There are a plethora of creative ideas here, but none of them ever seem used to their full potential, mostly because the film’s ploddingly generic script doesn’t seem to want to deviate too much from the expected beats of every buddy comedy you’ve ever seen.  This wouldn’t be the worst thing if the film offered anything by way of entertaining comedy, but it plays it safe with inoffensive physical gags and the occasional joke about bodily excretions.

Yet while the jokes may not be offensive, the voice acting most certainly is.  Jim Parsons (Big Bang Theory) voices Oh with complete disregard for grammar and syntax, a supposedly endearing quality of the Boov race that quickly becomes stale and obnoxious.  Rihanna as the voice of Tip, though, is perhaps the worst, as her presence is the most blatant example of non-actor voice casting I’ve seen in a while.  She never seems to escape the fact that she sounds blatantly like she’s in her twenties, completely distracting from the fact that Tip seems to be no older than thirteen.  Furthermore, her casting seems entirely so that the film’s soundtrack can be oversaturated with Rihanna songs, which play at the most inappropriate moments to suck any and all emotional resonance out of a scene.  Not only is that distracting, but it’s also bizarrely dysphoric to hear the same voice come out of Tip as is coming out of her car’s radio.

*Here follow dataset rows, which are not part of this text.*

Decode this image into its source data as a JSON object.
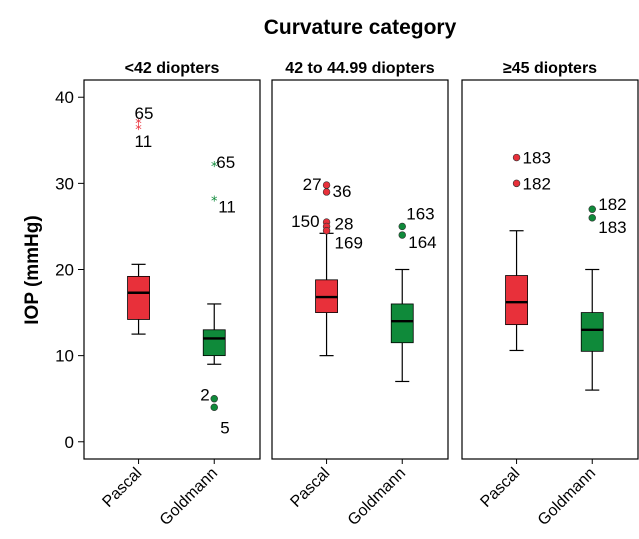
{
  "chart_data": {
    "type": "boxplot",
    "title": "Curvature category",
    "ylabel": "IOP (mmHg)",
    "ylim": [
      -2,
      42
    ],
    "yticks": [
      0,
      10,
      20,
      30,
      40
    ],
    "categories": [
      "Pascal",
      "Goldmann"
    ],
    "colors": {
      "Pascal": "#e8303a",
      "Goldmann": "#0f8a3a"
    },
    "grid": false,
    "panels": [
      {
        "label": "<42 diopters",
        "boxes": [
          {
            "category": "Pascal",
            "whisker_low": 12.5,
            "q1": 14.2,
            "median": 17.3,
            "q3": 19.2,
            "whisker_high": 20.6,
            "outliers": [
              {
                "value": 37.0,
                "label": "65",
                "marker": "star"
              },
              {
                "value": 36.3,
                "label": "11",
                "marker": "star"
              }
            ]
          },
          {
            "category": "Goldmann",
            "whisker_low": 9.0,
            "q1": 10.0,
            "median": 12.0,
            "q3": 13.0,
            "whisker_high": 16.0,
            "outliers": [
              {
                "value": 32.0,
                "label": "65",
                "marker": "star"
              },
              {
                "value": 28.0,
                "label": "11",
                "marker": "star"
              },
              {
                "value": 5.0,
                "label": "2",
                "marker": "circle"
              },
              {
                "value": 4.0,
                "label": "5",
                "marker": "circle"
              }
            ]
          }
        ]
      },
      {
        "label": "42 to 44.99 diopters",
        "boxes": [
          {
            "category": "Pascal",
            "whisker_low": 10.0,
            "q1": 15.0,
            "median": 16.8,
            "q3": 18.8,
            "whisker_high": 24.2,
            "outliers": [
              {
                "value": 29.8,
                "label": "27",
                "marker": "circle"
              },
              {
                "value": 29.0,
                "label": "36",
                "marker": "circle"
              },
              {
                "value": 25.5,
                "label": "150",
                "marker": "circle"
              },
              {
                "value": 25.0,
                "label": "28",
                "marker": "circle"
              },
              {
                "value": 24.5,
                "label": "169",
                "marker": "circle"
              }
            ]
          },
          {
            "category": "Goldmann",
            "whisker_low": 7.0,
            "q1": 11.5,
            "median": 14.0,
            "q3": 16.0,
            "whisker_high": 20.0,
            "outliers": [
              {
                "value": 25.0,
                "label": "163",
                "marker": "circle"
              },
              {
                "value": 24.0,
                "label": "164",
                "marker": "circle"
              }
            ]
          }
        ]
      },
      {
        "label": "≥45 diopters",
        "boxes": [
          {
            "category": "Pascal",
            "whisker_low": 10.6,
            "q1": 13.6,
            "median": 16.2,
            "q3": 19.3,
            "whisker_high": 24.5,
            "outliers": [
              {
                "value": 33.0,
                "label": "183",
                "marker": "circle"
              },
              {
                "value": 30.0,
                "label": "182",
                "marker": "circle"
              }
            ]
          },
          {
            "category": "Goldmann",
            "whisker_low": 6.0,
            "q1": 10.5,
            "median": 13.0,
            "q3": 15.0,
            "whisker_high": 20.0,
            "outliers": [
              {
                "value": 27.0,
                "label": "182",
                "marker": "circle"
              },
              {
                "value": 26.0,
                "label": "183",
                "marker": "circle"
              }
            ]
          }
        ]
      }
    ]
  }
}
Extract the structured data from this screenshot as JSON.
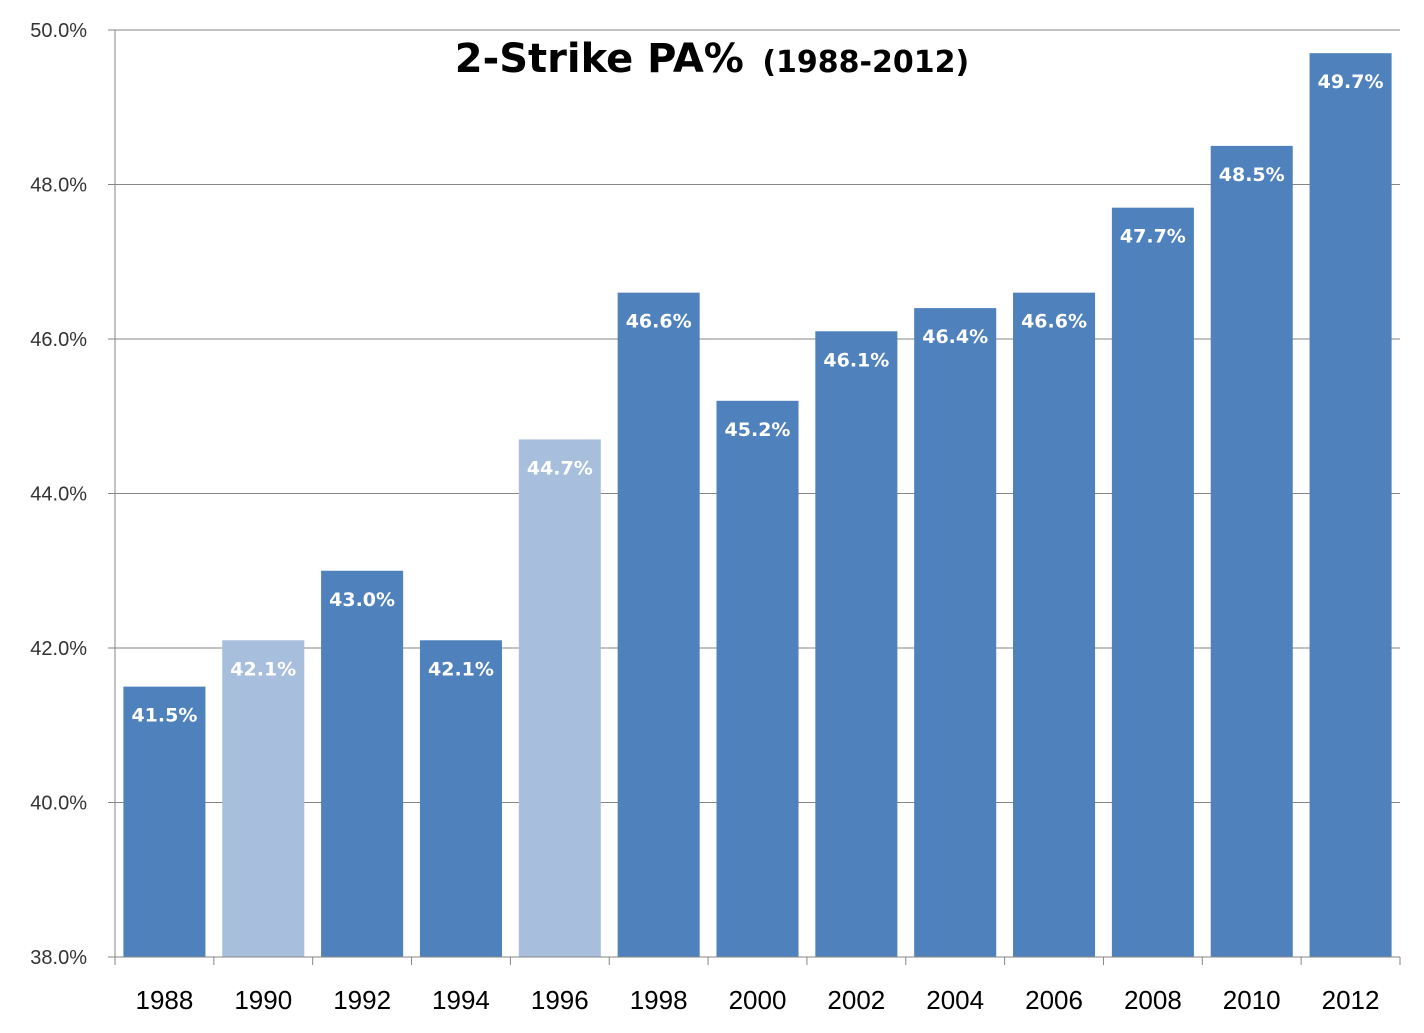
{
  "chart_data": {
    "type": "bar",
    "title": "2-Strike PA%",
    "subtitle": "(1988-2012)",
    "categories": [
      "1988",
      "1990",
      "1992",
      "1994",
      "1996",
      "1998",
      "2000",
      "2002",
      "2004",
      "2006",
      "2008",
      "2010",
      "2012"
    ],
    "values": [
      41.5,
      42.1,
      43.0,
      42.1,
      44.7,
      46.6,
      45.2,
      46.1,
      46.4,
      46.6,
      47.7,
      48.5,
      49.7
    ],
    "value_labels": [
      "41.5%",
      "42.1%",
      "43.0%",
      "42.1%",
      "44.7%",
      "46.6%",
      "45.2%",
      "46.1%",
      "46.4%",
      "46.6%",
      "47.7%",
      "48.5%",
      "49.7%"
    ],
    "highlighted": [
      false,
      true,
      false,
      false,
      true,
      false,
      false,
      false,
      false,
      false,
      false,
      false,
      false
    ],
    "ylim": [
      38,
      50
    ],
    "yticks": [
      38,
      40,
      42,
      44,
      46,
      48,
      50
    ],
    "ytick_labels": [
      "38.0%",
      "40.0%",
      "42.0%",
      "44.0%",
      "46.0%",
      "48.0%",
      "50.0%"
    ],
    "xlabel": "",
    "ylabel": "",
    "grid": true,
    "colors": {
      "bar": "#4f81bd",
      "bar_highlight": "#a7bfdd",
      "grid": "#868686",
      "label": "#ffffff"
    }
  }
}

Home is the kind of film that obviously doesn’t care about its own quality.  It was theatrically released at a time of year when there weren’t any other animated features to compete against, and it was financially successful by the very virtue of its existence as families brought their children to the theater to give them pretty images to look at.  This isn’t a film made for anyone to appreciate or even like.  This is a film made to plop your kid in front of and shut them up for a while.  So don’t bother with this one.  If you need to distract your kid with something, distract them with a quality children’s film, like the aforementioned exceptions to Dreamworks’s cruddy filmography.  There’s no need to reward lazy cash grabs like this one.